Gosling's nearly silent, monk-like lead performance is clearly the role that makes this film special, but I loved all of the performances. Mulligan is a great counter to Gosling, a similarly understated, emotionally torn apart performance with young Leos representing himself well. Mulligan's Irene loves her husband, Standard (Oscar Isaac), recently paroled and owing some nasty people a lot of money. Enter Driver.  Brooks isn't a typical choice to play a villainous mobster, but his unlikely casting is a gem. His Bernie is typically an unwilling killer, but he'll do it just the same. Cranston's Shannon is probably the most human of all the characters, maybe Driver's only true friend. Ron Perlman is not surprisingly very intimidating as Nino, Bernie's partner in all sorts of nasty mob stuff. James Biberi is Cook, a gangster who gets set up with Driver and Standard with Christina Hendricks as Blanche, his moll. Also look briefly for Russ Tamblyn as Doc, helping Driver out of a jam. 

One of the more impressive things about this movie is the job Refn (and Hossein Amini's script off James Sallis' novel) does in completely throwing the viewer for a loop. The first 45 minutes almost lull you to sleep with long, quiet scenes that feature little dialogue. And then here comes the VIOLENCE! As fellow reviewer David J. Fowlie says, this movie is Michael Mann meets Walter Hill meets Sam Peckinpah. We're talking gory, over the top violence that is both startling and uncomfortable to watch while also hard to look away from. Heads exploding courtesy of a shotgun blasts, impalings on all sorts of brutal, blunt and sharp instruments, and several other deaths I don't want to spoil. I think this violence lands in heavier fashion than some ridiculously over the screen violence is that it's personal. I was stunned by how much I came to like these characters. The violence may be incredibly graphic (even cartoonish), but it is visceral in the same way. Go figure, but it ain't for the squeamish.

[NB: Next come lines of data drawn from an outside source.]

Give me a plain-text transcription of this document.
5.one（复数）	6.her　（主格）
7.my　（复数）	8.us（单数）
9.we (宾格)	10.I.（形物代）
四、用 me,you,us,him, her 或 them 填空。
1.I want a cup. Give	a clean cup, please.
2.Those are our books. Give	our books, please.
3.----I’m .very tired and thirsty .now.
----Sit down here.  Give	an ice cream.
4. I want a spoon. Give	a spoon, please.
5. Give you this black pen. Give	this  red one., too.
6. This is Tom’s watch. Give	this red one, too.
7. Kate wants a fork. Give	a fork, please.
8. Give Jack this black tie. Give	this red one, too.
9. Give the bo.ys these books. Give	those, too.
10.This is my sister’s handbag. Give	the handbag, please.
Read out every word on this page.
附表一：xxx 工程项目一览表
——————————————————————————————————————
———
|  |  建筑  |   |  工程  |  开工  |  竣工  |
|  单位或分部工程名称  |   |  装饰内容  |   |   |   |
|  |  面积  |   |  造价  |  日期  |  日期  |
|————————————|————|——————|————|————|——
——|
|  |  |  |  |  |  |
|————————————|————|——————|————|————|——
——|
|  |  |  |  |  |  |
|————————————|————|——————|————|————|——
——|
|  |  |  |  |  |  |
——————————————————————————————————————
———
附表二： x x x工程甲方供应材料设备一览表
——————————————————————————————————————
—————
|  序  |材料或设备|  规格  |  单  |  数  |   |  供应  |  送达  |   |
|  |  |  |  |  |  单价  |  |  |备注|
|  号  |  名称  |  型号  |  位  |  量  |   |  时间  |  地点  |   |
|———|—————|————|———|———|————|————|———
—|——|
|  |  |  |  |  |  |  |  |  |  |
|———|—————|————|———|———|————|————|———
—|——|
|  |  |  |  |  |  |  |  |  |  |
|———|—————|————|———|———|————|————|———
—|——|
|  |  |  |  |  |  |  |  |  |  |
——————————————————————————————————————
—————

This is a film that could be analyzed scene-for-scene, but I don't want to get into the gory details from one scene to another. It reminds me of so many other movies, but it manages to create its own identity in the process. The story reflects a film noir, the style reflects so many crime thrillers, the music the 1980s, and Gosling's main character is straight out of a French crime story from Melville (specifically Le Samourai). I loved everything about it, and I like it more two days later having thought about it some more. The only thing I had an issue with is the final scene -- open-ended for your consideration! -- that is rather ambiguous. It's up to you for your decision so it's not a deal-breaker by any means. It all comes back to the Driver though, an anti-hero with no past, no real ties to the world, doing something because he thinks it's right.

A late scene spells it out, a bloodied Driver standing on the top level of a parking garage on the phone to set up a meeting to wrap up all the loose ends. It's filmed in the dead of night, the lights from Los Angeles lighting up the background as the two characters (no spoilers about who's at the other end of the phone) hash it out in a meeting that will no go smoothly. His Driver is a doomed character if there ever was in a great movie that flies out of the gate, settles in nicely and then sets you up time and time again before that ending. I loved it. Glad I caught up with it.

Drive (2011): ****/****


  1. lacked a bruce dernish character to make it go (like THE DRIVER). look great tho.

  2. You didn't Albert Brooks did that well? From the second he steps on-screen, you know it won't end well for anyone.